*Something* told me I should go to the library and check out one of the volumes of Saintsbury's great history of English prosody. I didn't even know exactly why I needed it until I started reading it again, but I knew it had something to do with my current project. Now, of course, I realize that I needed to look at his contrast between blank verse before Shakespeare, with its end-stopped, hiccuping lines, and Shakespeare's more fluid approach, in order to work on this chapter on the Spanish verse-paragraph. I had half remembered, from reading this maybe 10 years ago, that this would be relevant. He also talks about Milton's approach to paragraphing. It's probably only worth a few sentences, but those few lines could make a significant difference. Spanish prosody, I think, is even more geared toward the unity of the individual
line than English is, so calling in Saintsbury as a reinforcement would be advantageous in making my argument. The "sense variously drawn out from one Verse into another" and the like.

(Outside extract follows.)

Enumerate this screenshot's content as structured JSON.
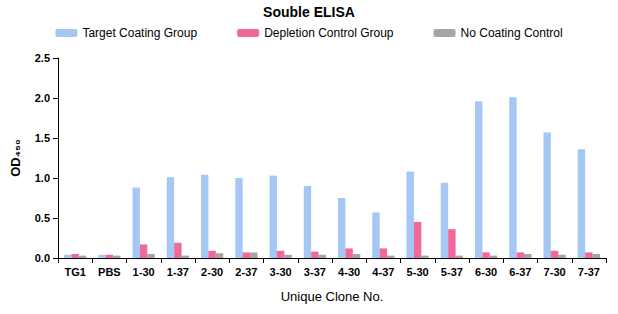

I find it marvelous that Saintsbury uses the word groove in a modern sense:
But in the second [half of his life], he had what was all his own, a resless and catholic spirit of exploration and appreciation that made it impossible for him to stay in one groove.
I began working on prosody the minute I was in Graduate School. If that had been a more acceptable option professinally and I had been a better linguist, I would have only done that. I remember my professors in Graduate School asking me if I was going to read the entire three volumes of Saintsbury or look only at the abridged version.